L’immobilier de bureaux à Lille a fait preuve d’une très bonne santé en 2021 étant donnée la conjoncture économique actuelle. Le premier semestre 2022 pose davantage de questions, avec un volume de placement qui progresse malgré un nombre de transactions en baisse, dans un marché tertiaire qui reste néanmoins sain et équilibré. Le parc immobilier global de Lille métropole est d’environ 4,3 millions de m2. Il est réparti entre Euralille, la « turbine tertiaire » de la métropole, le centre (plus diffus), Villeneuve d’Ascq, les grands boulevards, la rocade nord ouest, Roubaix et Tourcoing principalement.

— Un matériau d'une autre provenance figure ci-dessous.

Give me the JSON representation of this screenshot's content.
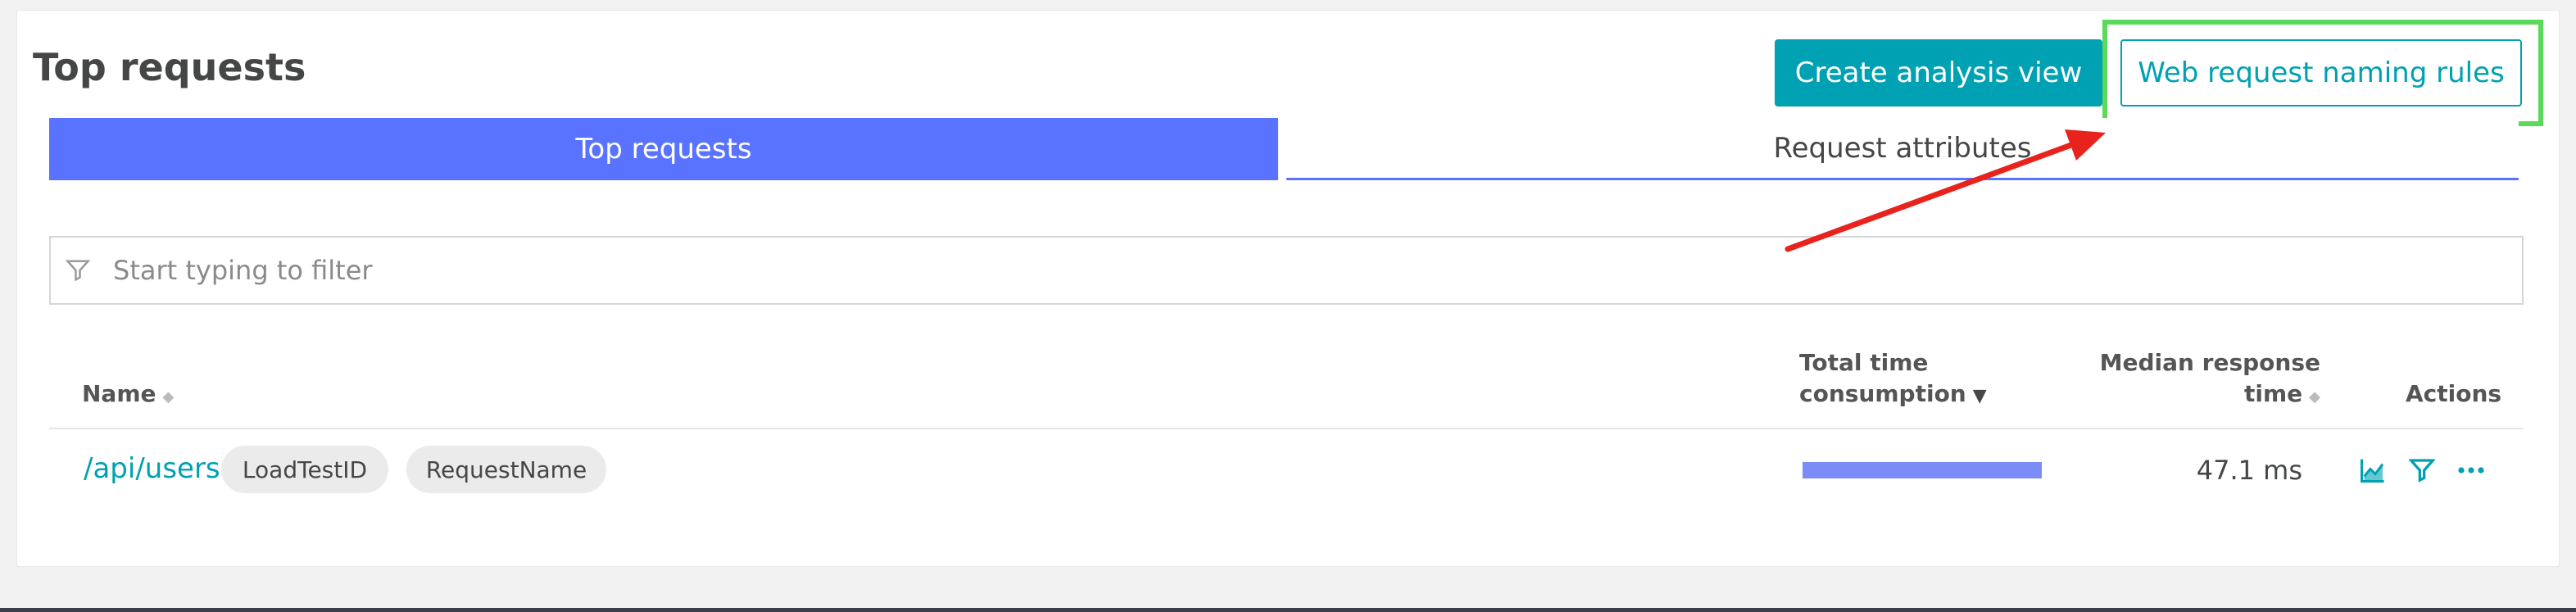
{
  "page": {
    "title": "Top requests"
  },
  "buttons": {
    "create_analysis_view": "Create analysis view",
    "web_request_naming_rules": "Web request naming rules"
  },
  "tabs": [
    {
      "label": "Top requests",
      "active": true
    },
    {
      "label": "Request attributes",
      "active": false
    }
  ],
  "filter": {
    "placeholder": "Start typing to filter"
  },
  "table": {
    "columns": {
      "name": "Name",
      "total_time_line1": "Total time",
      "total_time_line2": "consumption",
      "median_line1": "Median response",
      "median_line2": "time",
      "actions": "Actions"
    },
    "rows": [
      {
        "name": "/api/users",
        "chips": [
          "LoadTestID",
          "RequestName"
        ],
        "total_time_share": 1.0,
        "median_response_time": "47.1 ms"
      }
    ]
  },
  "icons": {
    "filter": "filter-icon",
    "chart": "chart-icon",
    "row_filter": "filter-icon",
    "more": "more-icon"
  },
  "colors": {
    "accent_teal": "#00a1b2",
    "tab_active": "#5a73ff",
    "bar": "#7b8cf6",
    "highlight": "#5ad95a",
    "arrow": "#e8231d"
  }
}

L’agglomération compte 6 pôles de compétitivité, et 5 sites d’excellence. 

Les transactions en 2021

 « L’année 2021 a été très bonne dans le contexte actuel, avec un volume total de bureaux placé sur la métropole de 160 563m2, compte-tenu des comptes propres (33 363m2) » indique Philippe Bertagne, directeur de Keops Colliers International Lille. « Ce volume est très correct, puisqu’on note une augmentation de 17% par rapport à 2020, et une progression de la demande placée de 21% » souligne Hugues Laffineur, co-gérant de Tostain et Laffineur real estate. Le niveau de commercialisation des bureaux neufs reste de son côté assez faible, autour de 34%. Le niveau d’investissement, de son côté, est important, et a triplé par rapport à l’année précédente.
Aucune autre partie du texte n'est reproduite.